At least four civilians, including two children, were killed by artillery fire over the weekend, and in Kiev and other Ukrainian cities yesterday thousands marched in memory of 13 people killed when a shell struck a bus last week.
The military and the rebels blame each other for civilian deaths in a conflict that has taken more than 4,800 lives and displaced about one million people.
Ukraine’s military said yesterday at lunchtime that four servicemen had been killed and 32 wounded in the previous 24 hours, and claimed to have retaken control of Donetsk airport, which has assumed great symbolic value during months of fierce fighting.

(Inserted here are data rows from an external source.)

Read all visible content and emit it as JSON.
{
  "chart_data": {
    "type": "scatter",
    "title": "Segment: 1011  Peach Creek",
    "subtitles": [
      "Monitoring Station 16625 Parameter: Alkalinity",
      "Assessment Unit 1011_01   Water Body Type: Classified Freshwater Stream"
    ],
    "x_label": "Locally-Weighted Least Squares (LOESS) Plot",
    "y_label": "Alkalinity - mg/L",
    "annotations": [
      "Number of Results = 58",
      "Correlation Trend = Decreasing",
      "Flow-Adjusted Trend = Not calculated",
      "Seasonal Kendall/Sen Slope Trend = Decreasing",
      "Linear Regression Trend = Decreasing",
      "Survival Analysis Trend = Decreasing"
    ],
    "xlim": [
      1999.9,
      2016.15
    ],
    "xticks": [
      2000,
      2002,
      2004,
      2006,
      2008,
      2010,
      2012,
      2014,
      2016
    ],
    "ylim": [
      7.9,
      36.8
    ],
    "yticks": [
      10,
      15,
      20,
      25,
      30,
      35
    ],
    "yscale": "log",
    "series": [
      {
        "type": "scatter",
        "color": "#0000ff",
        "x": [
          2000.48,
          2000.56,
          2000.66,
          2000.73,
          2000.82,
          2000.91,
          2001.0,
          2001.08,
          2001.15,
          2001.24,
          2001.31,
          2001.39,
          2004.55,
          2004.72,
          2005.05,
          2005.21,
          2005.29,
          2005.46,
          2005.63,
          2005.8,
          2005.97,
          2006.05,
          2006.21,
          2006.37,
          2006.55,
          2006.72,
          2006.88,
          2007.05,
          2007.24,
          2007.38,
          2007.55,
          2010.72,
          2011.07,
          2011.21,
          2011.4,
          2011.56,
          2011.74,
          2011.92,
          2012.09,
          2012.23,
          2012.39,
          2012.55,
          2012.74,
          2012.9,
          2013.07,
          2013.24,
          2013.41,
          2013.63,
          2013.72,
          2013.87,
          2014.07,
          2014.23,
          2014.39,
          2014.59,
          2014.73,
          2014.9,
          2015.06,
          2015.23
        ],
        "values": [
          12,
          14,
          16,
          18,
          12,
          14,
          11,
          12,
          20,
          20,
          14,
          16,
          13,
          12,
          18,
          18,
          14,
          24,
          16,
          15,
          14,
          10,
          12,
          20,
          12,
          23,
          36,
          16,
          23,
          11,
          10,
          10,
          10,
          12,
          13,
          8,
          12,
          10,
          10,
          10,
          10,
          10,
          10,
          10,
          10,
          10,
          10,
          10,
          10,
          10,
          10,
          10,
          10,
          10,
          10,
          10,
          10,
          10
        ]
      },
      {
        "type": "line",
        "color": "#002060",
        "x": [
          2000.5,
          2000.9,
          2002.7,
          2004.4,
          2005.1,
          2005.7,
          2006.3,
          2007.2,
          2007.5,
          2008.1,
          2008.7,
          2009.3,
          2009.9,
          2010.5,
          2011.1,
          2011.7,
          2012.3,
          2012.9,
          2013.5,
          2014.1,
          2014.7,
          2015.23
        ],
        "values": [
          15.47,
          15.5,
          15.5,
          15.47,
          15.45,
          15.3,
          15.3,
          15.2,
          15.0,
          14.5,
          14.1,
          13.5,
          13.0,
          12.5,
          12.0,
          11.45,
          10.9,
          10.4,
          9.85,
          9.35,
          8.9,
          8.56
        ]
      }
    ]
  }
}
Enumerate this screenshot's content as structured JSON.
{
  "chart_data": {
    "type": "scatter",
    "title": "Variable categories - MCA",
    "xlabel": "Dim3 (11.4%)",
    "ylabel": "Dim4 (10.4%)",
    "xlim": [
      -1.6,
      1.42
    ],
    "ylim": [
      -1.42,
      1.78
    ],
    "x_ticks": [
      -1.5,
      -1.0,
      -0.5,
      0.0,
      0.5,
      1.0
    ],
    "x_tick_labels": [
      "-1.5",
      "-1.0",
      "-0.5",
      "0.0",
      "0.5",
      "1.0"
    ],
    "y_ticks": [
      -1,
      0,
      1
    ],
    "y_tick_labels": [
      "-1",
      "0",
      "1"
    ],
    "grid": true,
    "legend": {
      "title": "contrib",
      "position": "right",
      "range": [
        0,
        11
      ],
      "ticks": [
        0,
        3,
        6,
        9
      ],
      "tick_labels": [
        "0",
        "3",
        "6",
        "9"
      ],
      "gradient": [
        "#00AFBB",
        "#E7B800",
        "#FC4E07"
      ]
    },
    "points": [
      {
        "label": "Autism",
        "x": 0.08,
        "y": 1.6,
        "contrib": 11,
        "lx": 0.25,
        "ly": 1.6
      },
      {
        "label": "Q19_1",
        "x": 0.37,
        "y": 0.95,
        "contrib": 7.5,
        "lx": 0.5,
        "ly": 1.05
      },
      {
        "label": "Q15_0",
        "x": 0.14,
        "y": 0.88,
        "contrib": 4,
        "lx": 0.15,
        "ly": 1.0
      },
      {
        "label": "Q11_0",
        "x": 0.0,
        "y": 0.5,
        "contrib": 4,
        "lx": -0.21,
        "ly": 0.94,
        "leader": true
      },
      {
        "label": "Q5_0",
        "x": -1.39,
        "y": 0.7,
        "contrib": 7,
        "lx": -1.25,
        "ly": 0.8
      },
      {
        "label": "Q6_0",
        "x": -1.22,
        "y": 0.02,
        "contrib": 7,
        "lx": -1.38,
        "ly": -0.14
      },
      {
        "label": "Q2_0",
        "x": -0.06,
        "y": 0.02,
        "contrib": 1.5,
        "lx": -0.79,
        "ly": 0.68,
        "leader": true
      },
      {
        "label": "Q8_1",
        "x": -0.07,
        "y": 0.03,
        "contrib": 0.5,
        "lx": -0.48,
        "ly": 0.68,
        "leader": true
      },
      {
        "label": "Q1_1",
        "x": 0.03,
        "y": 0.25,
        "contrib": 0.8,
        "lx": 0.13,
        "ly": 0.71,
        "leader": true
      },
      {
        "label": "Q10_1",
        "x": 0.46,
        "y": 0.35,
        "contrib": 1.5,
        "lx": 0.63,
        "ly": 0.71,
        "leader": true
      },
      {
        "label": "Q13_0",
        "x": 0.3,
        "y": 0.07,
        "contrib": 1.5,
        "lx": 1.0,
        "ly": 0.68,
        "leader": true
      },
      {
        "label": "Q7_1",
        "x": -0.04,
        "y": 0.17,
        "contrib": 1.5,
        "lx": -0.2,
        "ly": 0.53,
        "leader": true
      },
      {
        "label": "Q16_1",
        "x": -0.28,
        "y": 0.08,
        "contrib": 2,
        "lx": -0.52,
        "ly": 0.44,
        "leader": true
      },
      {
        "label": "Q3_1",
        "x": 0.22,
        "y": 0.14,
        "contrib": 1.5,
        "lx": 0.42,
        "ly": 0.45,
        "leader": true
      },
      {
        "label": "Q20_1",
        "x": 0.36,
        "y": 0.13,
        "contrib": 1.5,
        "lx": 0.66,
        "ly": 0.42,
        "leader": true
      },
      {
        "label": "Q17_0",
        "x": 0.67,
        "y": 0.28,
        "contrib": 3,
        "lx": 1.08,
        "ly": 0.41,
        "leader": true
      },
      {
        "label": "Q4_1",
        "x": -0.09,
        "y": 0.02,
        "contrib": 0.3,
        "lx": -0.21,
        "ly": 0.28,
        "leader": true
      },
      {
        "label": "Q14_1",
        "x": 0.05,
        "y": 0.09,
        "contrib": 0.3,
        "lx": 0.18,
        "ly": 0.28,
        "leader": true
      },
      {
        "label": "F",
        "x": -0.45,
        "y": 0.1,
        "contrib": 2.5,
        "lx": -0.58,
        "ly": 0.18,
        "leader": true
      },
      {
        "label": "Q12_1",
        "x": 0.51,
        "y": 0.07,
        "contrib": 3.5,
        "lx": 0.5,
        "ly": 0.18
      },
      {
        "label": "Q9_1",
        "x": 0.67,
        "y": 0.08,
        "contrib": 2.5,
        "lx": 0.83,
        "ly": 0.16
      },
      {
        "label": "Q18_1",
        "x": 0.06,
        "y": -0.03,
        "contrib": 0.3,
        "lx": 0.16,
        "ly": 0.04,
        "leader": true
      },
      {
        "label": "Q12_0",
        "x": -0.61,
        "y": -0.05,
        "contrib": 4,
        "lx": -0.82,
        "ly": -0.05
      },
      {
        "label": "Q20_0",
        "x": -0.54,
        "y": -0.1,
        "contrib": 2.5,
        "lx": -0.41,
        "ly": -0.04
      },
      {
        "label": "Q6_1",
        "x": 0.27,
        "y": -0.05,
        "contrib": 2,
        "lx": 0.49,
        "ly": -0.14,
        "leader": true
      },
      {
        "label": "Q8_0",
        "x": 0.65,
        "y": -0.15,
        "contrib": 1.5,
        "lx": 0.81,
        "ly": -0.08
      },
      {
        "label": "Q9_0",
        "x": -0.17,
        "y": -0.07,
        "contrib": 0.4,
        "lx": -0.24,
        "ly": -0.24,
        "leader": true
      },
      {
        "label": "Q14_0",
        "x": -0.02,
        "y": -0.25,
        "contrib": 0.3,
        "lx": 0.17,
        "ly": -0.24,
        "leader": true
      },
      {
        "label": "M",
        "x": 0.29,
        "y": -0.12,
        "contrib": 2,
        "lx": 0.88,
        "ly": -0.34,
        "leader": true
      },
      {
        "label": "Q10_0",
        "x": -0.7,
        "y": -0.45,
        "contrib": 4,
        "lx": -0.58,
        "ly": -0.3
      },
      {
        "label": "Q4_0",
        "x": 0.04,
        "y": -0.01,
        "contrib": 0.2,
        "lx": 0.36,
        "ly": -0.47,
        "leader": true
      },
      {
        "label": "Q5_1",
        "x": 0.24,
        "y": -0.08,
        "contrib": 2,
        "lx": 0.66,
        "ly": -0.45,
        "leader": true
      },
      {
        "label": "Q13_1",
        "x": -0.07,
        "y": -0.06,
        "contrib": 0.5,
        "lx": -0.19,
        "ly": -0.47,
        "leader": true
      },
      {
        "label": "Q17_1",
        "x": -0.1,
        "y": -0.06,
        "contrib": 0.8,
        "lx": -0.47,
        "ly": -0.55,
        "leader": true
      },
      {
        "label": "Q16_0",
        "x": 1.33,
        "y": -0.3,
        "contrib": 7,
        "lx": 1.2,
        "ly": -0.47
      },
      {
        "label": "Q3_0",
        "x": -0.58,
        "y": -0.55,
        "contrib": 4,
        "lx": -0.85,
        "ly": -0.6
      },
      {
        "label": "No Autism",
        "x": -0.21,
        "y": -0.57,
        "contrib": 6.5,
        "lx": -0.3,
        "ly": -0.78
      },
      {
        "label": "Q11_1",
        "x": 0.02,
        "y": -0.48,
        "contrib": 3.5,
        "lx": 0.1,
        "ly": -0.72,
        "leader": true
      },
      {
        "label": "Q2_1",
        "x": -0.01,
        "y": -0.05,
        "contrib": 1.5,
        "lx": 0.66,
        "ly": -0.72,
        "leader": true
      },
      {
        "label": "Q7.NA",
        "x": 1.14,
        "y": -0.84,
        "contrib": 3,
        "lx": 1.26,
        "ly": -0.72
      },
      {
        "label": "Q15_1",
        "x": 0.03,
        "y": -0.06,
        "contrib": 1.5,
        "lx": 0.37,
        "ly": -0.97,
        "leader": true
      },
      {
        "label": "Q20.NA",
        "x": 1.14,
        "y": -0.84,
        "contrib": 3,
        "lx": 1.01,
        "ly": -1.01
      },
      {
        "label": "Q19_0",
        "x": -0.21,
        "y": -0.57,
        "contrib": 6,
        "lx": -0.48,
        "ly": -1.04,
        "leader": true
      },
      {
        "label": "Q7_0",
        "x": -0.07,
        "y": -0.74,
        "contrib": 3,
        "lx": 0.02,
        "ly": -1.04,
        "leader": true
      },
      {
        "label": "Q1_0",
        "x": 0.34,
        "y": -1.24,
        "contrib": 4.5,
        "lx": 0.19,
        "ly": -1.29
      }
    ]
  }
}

Military spokesman Andriy Lysenko insisted the airport was considered government-controlled territory in a ceasefire deal agreed in September in Minsk, and so Ukraine’s forces were not breaching its terms by taking the area back.
Russia’s foreign ministry claimed the Minsk pact envisaged the airport being under rebel control, however, and accused Ukraine of launching “a full-scale military operation to recapture this strategic site, so as to continue attacks on residential areas of Donetsk”.
The ministry also accused Kiev of using the so-called ceasefire to reposition forces and of seeking “further escalation of the conflict with the aim of ‘resolving’ it by military means”.
 The statement carried some of Moscow’s strongest recent criticism of Kiev, and came alongside a Kremlin claim that Ukrainian president Petro Poroshenko had rejected peace efforts from Russian counterpart Vladimir Putin.